The Department of State’s (DOS) report also notes that Department of Labor (DOL) investigators, often the first government officials to discover labor exploitation, are not given specific trafficking-related training, and the report recommends providing such training. DOS also noted that detention and removal officers are not trained to identify trafficked persons, and recommends training them. As evidence of the problem, the report notes examples cited by NGOs of potential trafficking victims held in immigration detention or placed into removal proceedings. While more could undoubtedly be said on that, DOS has at least highlighted the issue; the lack of training for DOL and detention officers is clearly a problem and it needs to be remedied. Let’s hope the recommendation is meant seriously.

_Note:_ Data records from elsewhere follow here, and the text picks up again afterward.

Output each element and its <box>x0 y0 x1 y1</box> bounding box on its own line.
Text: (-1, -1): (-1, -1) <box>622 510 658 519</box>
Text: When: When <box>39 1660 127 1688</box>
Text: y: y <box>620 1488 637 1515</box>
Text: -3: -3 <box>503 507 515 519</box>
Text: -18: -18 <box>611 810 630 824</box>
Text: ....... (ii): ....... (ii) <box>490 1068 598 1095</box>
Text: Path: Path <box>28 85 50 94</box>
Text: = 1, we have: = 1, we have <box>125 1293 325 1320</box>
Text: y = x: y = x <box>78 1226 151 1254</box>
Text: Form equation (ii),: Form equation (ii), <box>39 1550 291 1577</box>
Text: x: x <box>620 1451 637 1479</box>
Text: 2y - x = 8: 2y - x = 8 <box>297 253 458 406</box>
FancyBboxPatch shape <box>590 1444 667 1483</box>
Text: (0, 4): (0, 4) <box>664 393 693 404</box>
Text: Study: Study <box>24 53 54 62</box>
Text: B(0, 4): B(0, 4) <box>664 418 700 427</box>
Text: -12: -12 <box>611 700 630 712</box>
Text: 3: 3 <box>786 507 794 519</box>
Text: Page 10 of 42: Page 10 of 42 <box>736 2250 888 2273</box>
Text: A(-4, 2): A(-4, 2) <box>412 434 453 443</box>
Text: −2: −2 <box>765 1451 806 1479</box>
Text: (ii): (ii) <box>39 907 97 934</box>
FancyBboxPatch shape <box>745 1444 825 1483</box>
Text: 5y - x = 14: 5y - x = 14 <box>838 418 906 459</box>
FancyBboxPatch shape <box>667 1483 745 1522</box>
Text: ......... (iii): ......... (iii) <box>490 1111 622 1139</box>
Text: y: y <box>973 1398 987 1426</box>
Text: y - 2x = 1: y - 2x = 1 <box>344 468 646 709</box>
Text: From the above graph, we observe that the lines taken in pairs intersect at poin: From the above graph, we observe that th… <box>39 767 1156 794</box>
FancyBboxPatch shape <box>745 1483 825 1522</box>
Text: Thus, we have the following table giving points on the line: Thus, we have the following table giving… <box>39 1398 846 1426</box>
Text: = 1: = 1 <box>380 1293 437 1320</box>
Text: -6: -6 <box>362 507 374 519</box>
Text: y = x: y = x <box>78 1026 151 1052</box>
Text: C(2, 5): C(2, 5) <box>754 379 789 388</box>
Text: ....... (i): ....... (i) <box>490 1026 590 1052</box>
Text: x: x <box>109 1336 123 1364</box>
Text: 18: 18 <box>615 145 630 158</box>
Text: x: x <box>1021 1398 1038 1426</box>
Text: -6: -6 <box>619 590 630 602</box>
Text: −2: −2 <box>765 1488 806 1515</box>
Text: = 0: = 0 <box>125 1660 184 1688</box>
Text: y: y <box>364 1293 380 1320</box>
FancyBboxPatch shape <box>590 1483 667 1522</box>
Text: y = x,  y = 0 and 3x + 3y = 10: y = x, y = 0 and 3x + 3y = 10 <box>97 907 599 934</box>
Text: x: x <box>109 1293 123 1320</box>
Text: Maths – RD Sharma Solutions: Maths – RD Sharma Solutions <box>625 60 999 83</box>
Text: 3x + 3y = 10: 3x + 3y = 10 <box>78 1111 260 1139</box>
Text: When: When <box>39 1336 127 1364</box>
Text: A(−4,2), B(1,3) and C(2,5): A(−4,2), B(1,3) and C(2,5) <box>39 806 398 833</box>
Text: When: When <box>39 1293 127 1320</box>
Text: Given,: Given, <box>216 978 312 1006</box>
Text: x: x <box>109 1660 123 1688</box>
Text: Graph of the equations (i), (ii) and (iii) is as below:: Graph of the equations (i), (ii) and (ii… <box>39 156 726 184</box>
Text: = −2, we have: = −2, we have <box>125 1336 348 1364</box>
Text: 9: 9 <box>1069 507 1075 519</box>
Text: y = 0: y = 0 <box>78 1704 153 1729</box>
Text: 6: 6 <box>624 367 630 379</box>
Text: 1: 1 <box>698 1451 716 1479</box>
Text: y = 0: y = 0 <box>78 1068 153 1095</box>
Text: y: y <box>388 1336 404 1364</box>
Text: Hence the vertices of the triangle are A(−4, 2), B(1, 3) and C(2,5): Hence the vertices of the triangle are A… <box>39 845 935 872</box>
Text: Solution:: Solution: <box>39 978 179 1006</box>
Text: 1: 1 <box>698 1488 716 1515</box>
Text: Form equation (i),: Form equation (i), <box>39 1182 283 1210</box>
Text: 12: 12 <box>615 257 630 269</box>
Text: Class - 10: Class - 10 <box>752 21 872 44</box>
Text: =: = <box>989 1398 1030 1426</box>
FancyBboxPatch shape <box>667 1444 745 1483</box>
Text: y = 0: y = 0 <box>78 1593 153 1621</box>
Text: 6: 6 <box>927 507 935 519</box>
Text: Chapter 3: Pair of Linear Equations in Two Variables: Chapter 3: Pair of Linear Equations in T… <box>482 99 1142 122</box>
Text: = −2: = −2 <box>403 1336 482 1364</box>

One of the most troubling characterizations of an issue was DOS’s discussion of the 287(g) program. The program, as explained in the report, “authorizes state and local law enforcement agencies to carry out enforcement of certain immigration authorities related to the investigation, apprehension, and detention of unauthorized immigrations.” As an example of a good practice, the report points out that the training for law enforcement agencies that participate includes information about assisting trafficked persons. Then the report briefly mentions that NGOs have cited examples of non-citizen trafficking victims being afraid to report crimes to the police in 287(g) jurisdictions. No recommendation is made regarding this problem.
The way the report makes such bare mention of the problem is troubling enough. DOS could have perhaps more accurately stated the issue: the 287(g) program has probably impeded the discovery of trafficking situations and the provision of assistance to victims. Many advocates, as well as law enforcement officials in non-287(g) jurisdictions, have complained that the program will cause undocumented immigrants to avoid reporting crimes to the police, for fear of being detained on an immigration basis or deported. Advocates have also complained of racial profiling and other abuses of the program, problems apparently too unrelated to anti-trafficking efforts to be mentioned in the report. Given these issues, it seems unlikely that any training on trafficking will actually result in greater assistance being provided to trafficked persons in 287(g) jurisdictions.
The training of asylum officers is a great first step, and DOL training should also prove a benefit for many trafficked persons. But the mere existence of a training program or training materials does not ensure that all the needs of trafficked persons will be met. Nor does it absolve the U.S. government of responsibility for overseeing its agencies and programs. I hope that the government takes the complaints it receives about programs like 287(g) more seriously than it appears from this report.